Source: Studio Ghibli
Subject Matter: Light
Narrative Style: Straightforward
Audience Type: Mainstream
The first animated feature by the director of When Marnie Was There (2014), The Secret World of Arrietty should charm younger kids more than adults. The film is about a young girl named Arrietty and her parents who live underneath a house owned by humans.
They are no more than the size of a cricket and call themselves the Borrowers, where they secretly steal (a term they will surely detest) items for survival. In one of the film’s most suspenseful sequences, Arrietty and her father plot a heist of a cube of sugar and a piece of tissue paper.
Arrietty is a Studio Ghibli-lite effort, visually stunning with its attention to detail but as far as Thumbelina-esque stories go, it doesn’t break new ground. Arrietty is seen by a young human boy and this begins a chain of events that would lead to major changes in the lives of the Borrowers.
“Arrietty, you’re a part of me now. I’ll never forget you, ever.”
There are little moments of heartfelt emotions that Ghibli is very good at, though for me, the most engaging parts are the scenes of perspectival immersion that come from viewing the world as a minute being.

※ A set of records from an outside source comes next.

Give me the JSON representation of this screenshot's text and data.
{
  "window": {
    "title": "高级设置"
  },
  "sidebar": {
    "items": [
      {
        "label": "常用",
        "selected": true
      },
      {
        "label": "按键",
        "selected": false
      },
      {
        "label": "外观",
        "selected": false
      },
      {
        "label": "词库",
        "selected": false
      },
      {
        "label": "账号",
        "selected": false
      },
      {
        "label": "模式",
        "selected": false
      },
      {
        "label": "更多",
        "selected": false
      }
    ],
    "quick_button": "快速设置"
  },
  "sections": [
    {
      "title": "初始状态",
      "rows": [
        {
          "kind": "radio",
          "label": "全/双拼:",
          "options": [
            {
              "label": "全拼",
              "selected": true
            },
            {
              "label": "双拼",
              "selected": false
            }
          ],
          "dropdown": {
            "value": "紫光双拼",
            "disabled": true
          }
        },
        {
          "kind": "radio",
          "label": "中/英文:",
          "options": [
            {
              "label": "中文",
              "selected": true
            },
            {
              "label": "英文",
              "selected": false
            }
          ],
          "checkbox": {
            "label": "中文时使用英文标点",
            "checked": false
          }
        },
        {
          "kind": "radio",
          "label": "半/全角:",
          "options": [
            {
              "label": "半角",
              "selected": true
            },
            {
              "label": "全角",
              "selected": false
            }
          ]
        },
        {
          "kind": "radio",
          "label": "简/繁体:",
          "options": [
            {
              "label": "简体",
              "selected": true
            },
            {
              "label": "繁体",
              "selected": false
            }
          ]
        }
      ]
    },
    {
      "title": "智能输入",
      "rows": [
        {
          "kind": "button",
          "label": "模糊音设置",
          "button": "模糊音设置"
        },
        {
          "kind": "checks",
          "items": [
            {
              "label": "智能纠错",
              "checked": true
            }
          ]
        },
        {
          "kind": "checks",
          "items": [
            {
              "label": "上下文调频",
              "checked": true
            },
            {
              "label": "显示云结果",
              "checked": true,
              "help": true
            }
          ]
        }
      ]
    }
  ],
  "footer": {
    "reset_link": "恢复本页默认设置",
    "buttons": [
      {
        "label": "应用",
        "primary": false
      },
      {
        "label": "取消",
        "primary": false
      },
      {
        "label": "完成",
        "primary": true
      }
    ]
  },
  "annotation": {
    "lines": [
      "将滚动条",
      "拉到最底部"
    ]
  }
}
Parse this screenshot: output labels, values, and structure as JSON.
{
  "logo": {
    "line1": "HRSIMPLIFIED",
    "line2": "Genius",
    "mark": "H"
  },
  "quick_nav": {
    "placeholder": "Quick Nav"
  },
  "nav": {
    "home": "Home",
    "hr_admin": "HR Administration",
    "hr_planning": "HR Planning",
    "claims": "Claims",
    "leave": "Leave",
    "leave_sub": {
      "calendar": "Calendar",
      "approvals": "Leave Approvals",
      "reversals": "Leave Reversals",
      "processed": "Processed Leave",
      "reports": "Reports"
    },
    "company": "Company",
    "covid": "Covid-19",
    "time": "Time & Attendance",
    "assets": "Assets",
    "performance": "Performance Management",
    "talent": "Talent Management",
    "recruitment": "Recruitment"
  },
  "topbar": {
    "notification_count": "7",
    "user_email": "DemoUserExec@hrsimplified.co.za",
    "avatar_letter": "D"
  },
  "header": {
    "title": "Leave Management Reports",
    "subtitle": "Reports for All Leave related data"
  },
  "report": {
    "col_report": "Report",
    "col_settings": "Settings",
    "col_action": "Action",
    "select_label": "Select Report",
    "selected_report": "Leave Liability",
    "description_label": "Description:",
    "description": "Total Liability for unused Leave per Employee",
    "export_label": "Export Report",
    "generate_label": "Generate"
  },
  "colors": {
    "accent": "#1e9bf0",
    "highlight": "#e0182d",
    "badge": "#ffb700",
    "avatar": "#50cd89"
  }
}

It might be a stretch to draw too concrete an interpretation as this (though it is mentioned in passing in the film), but Arrietty may be seen as a work about endangered species that struggle to survive in an ever-changing world due to the interventionist actions of humans.
Peaceful co-existence between humans and the natural world—or in this case, Arrietty’s secret world—is nearly impossible, such is the arrogance of human beings. But Arrietty’s friendship with the genteel human boy with a heart problem gives us hope.